« Je recherchais des éléments qui altéraient la vérité sportive. C’était d’intérêt public, cela ne fait aucun doute », a souligné Francisco J. Marques, qui a exercé les fonctions de directeur de la communication au FC Porto entre 2016 et 2024.
Lors d’une nouvelle session au Tribunal Central Criminal de Lisbonne, Francisco J. Marques a témoigné via WhatsApp, à distance, répondant à plusieurs questions sur le processus et exprimant avoir reçu environ 20 gigaoctets (GB) d’informations.
« Il est humainement impossible d’analyser 20GB d’informations. Ce qui m’intéressait, c’était l’information et non l’expéditeur. La personne préférait rester anonyme et moi, en tant que journaliste, j’ai accepté.

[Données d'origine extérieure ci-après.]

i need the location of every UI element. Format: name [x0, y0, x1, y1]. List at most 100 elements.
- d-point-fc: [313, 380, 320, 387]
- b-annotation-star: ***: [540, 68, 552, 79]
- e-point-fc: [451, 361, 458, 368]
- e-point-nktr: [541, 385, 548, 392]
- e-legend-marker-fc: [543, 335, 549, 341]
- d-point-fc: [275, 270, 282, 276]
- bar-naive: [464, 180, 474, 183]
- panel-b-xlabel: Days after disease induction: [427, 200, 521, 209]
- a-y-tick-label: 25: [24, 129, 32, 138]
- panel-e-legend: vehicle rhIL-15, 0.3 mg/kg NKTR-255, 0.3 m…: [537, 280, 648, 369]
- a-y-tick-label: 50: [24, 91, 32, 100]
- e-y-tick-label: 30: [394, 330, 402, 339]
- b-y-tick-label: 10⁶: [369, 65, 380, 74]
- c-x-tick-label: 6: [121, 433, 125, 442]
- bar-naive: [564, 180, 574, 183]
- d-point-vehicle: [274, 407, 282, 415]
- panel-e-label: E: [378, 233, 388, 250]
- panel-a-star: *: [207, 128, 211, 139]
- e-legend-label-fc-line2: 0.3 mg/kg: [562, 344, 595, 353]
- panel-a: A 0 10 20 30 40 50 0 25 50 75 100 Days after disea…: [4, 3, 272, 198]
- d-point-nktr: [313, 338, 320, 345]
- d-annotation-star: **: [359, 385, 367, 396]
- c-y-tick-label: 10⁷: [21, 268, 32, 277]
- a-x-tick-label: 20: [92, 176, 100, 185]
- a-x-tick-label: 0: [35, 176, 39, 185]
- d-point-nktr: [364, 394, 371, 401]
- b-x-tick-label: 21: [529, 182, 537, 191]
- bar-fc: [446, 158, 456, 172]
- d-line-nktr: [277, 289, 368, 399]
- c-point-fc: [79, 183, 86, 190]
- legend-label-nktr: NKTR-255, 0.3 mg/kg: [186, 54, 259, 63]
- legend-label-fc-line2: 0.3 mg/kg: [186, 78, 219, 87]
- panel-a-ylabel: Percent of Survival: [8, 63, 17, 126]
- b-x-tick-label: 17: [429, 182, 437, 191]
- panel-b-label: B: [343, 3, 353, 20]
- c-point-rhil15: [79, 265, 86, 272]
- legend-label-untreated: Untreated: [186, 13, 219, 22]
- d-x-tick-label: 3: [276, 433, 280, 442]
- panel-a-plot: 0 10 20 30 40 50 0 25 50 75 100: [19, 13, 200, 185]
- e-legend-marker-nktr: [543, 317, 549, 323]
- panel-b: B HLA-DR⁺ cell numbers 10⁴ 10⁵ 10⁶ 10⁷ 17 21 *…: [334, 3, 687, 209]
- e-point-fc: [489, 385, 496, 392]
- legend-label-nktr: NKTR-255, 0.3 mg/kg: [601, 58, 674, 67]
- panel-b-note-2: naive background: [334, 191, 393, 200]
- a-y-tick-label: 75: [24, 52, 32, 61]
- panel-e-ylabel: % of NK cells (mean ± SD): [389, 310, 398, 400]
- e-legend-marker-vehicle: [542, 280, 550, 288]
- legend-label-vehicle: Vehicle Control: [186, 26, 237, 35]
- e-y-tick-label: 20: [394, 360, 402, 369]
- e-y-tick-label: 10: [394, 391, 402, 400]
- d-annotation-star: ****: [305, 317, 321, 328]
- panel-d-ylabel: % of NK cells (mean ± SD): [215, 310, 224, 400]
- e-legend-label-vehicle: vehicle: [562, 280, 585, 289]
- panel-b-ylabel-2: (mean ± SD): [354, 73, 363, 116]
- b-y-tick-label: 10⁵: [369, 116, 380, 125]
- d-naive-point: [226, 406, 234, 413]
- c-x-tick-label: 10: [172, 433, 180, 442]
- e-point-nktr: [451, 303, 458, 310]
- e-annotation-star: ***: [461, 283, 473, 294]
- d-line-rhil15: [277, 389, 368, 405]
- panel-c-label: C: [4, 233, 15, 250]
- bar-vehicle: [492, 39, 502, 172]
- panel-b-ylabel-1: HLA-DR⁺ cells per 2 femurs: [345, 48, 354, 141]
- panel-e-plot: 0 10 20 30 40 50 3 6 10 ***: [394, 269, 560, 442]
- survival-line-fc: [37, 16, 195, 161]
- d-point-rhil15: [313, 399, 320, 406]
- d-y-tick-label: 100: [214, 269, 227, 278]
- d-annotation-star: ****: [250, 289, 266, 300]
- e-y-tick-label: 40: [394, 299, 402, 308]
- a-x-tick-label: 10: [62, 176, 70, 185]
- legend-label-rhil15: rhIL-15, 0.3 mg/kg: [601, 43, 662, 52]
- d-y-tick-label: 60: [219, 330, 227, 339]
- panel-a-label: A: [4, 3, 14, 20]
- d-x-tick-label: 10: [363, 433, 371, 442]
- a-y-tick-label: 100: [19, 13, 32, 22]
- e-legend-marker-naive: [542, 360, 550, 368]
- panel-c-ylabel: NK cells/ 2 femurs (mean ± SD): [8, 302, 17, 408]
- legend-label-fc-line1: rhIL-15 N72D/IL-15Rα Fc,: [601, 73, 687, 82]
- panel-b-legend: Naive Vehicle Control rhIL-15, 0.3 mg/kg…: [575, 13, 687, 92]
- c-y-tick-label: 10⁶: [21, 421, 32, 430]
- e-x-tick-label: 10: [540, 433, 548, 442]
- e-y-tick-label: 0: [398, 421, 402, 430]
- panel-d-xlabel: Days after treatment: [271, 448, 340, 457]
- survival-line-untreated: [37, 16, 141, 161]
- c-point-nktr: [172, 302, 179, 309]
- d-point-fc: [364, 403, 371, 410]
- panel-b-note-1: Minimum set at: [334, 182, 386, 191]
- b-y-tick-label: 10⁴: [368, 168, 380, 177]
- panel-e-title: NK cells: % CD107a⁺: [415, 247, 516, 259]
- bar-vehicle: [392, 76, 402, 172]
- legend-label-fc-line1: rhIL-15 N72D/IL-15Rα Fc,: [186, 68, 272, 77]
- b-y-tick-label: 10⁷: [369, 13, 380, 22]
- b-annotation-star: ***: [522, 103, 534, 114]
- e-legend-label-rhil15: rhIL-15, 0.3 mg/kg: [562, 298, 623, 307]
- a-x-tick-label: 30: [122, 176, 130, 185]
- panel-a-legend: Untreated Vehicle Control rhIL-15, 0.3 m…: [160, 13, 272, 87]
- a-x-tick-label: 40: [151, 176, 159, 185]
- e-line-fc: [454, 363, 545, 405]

Il a été très facile de confirmer l’authenticité », a-t-il souligné.
Francisco J. Marques faisait partie du panel de l’émission « Universo Porto da Bancada », programme de Porto Canal « d’actualité sportive, en défense du FC Porto », selon l’ancien employé des ‘dragons’, où des informations confidentielles liées au rival Benfica ont été révélées via des emails.
« Je me suis engagé à remettre tout ce que j’avais à la Police Judiciaire [PJ]. Je prévenais la police quand je recevais de nouvelles informations », a-t-il déclaré, ajoutant : « Je n’ai pas reçu de boîtes mail de Luís Filipe Vieira et Domingos Soares de Oliveira, seulement des emails isolés ».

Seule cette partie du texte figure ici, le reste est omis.